O tom era como o de um cachorrinho esperando elogios, quase abanando o rabo feito uma hélice.
Pei Yao riu friamente, apertando o telefone com tanta força que ele estalou.
Pouco depois, a voz de You Cai reapareceu no telefone, com um sorriso na voz: Yang Ganju estava um pouco tímido e esperava que ele não se importasse.
Pei Yao fingiu não se importar, com voz firme disse: “Ah, tudo bem, ouvi ele te chamar de irmão, é seu primo?”
Como esperado, You Cai disse um pouco envergonhado: “Não, eu sou um pouco mais velho, ele se acostumou a me chamar de irmão.”
Pei Yao franziu as sobrancelhas e sorriu friamente, pensando que esse tipo de coisa ele já tinha visto muito na indústria do entretenimento: sempre encontrava pequenos artistas que ele nem conhecia tentando se aproximar, com uma expressão pura e afetuosa, chamando-o de irmão.
Diante daquela outra florzinha mimosa do outro lado da linha, o pequeno arruaceiro do vaso de plantas raramente sentiu vontade de competir — afinal, a florzinha que You Cai tanto queria encontrar não passava disso.
Ela se esforçava para se exibir para Pei Yao, e dizia alto para You Cai: “Irmão, a irmã Lin elogiou minha aparência anteontem, dizendo que sou forte e robusta, bem diferente daqueles fracos de dar pena! Irmão, é verdade?”
Pei Yao, vestindo roupa de hospital e sentado na cama, estava quase quebrando os dentes de raiva.
You Cai abaixou a cabeça e olhou para a camomila vibrante sobre a mesa de operação, com folhas grossas e raízes fortes.
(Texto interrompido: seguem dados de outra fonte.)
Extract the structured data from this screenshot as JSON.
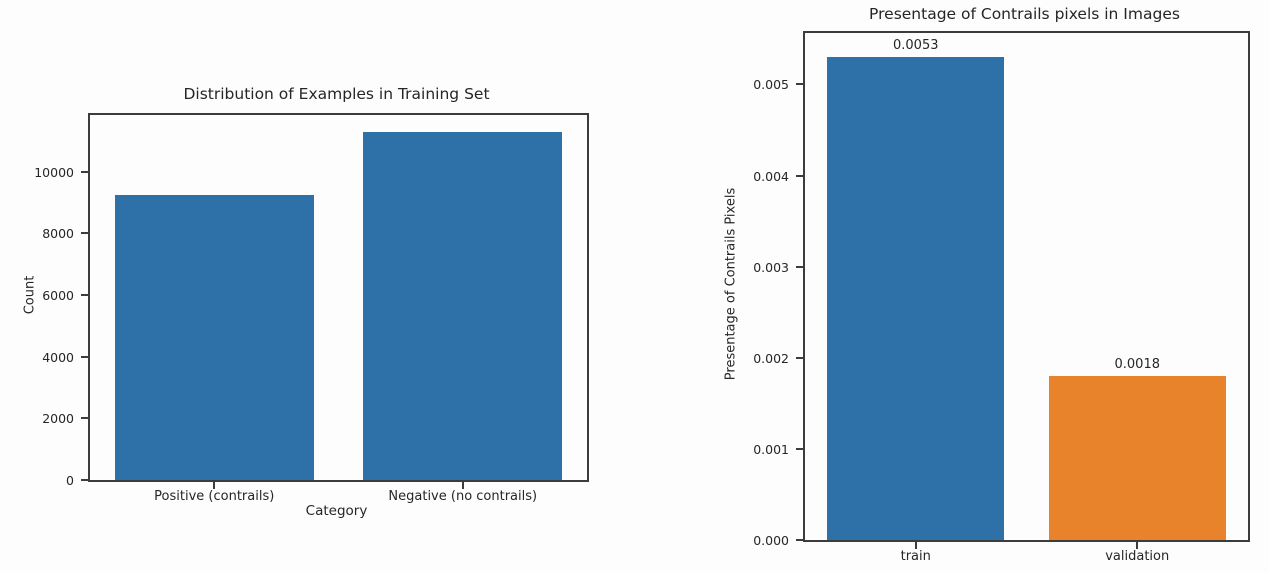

Ele assentiu com aprovação e disse seriamente: “Realmente é bem robusta.”
A irmã Lin era outra funcionária da floricultura.
A camomila no vaso se gabava ainda mais, cheia de orgulho, exaltando sua robustez no telefone, dizendo que, quando crescer, certamente seria um homem alto e imponente.
Pei Yao, que tinha quase um metro e noventa de altura, com costas largas, ombros largos e pernas longas, e que passava o tempo na academia e no ringue de boxe, sorriu sinistramente, mostrando seus dentes brancos como presas.
Um demônio disfarçado de garoto fofo e puro, que ainda nem tinha crescido direito e falava com voz fina, querendo mostrar músculo diante dele?
Pei Yao, com dentes à mostra, parecia um grande tubarão branco à espreita, sorrindo: “Ah, pequeno Yang é tão forte assim? Parece que se exercita regularmente?”
“Quantas vezes por semana? Qual é a sua taxa de gordura corporal? Quanto medem seus braços? Quanto costuma levantar no levantamento terra?”
“Eu levanto geralmente de cento e sessenta a duzentos quilos, e você?”
A camomila, que com vaso e tudo não pesava nem três quilos, ficou em silêncio por um momento, depois respondeu com dificuldade: “Que levantamento, que nada, minha resistência está na vida, não preciso levantar peso!”
O tubarão branco aproveitou a oportunidade para atacar velozmente, lançando um golpe mortal.
Pei Yao sorriu: “Ah, não sabe levantar peso? Tudo bem, quando quiser treinar pode vir à academia Shengdeng me procurar. Fácil de encontrar, é só procurar alguém com um metro e noventa, braços de quarenta e cinco centímetros e doze por cento de gordura corporal.”
A camomila, que não chegava a sessenta centímetros com folhas e tudo, gritou de repente como uma marmota irritada.
Dez minutos depois.
Depois de desligar o telefone, a camomila chorava copiosamente, ora se lamentando por não crescer, ora reclamando por ser magra demais. You Cai tentava consolá-la com estranheza: “Não se preocupe, irmã Lin disse que você é forte, não disse?”
A camomila soluçava: “Irmão, ele realmente tem um metro e noventa?”
You Cai, agachado no chão, hesitou: “Acho que tem, ele parece um grandalhão.”
A camomila chorou ainda mais alto.
A flor que ela abria era pequenina, e normalmente ela dizia a You Cai que suas flores eram enormes — mentira, ela só gostava de se vangloriar —, mas que ela realmente era robusta todo mundo na loja, plantas e pessoas, sabia.
Agora, seu único ponto forte havia sido ultrapassado, e a camomila chorava copiosamente, desolada.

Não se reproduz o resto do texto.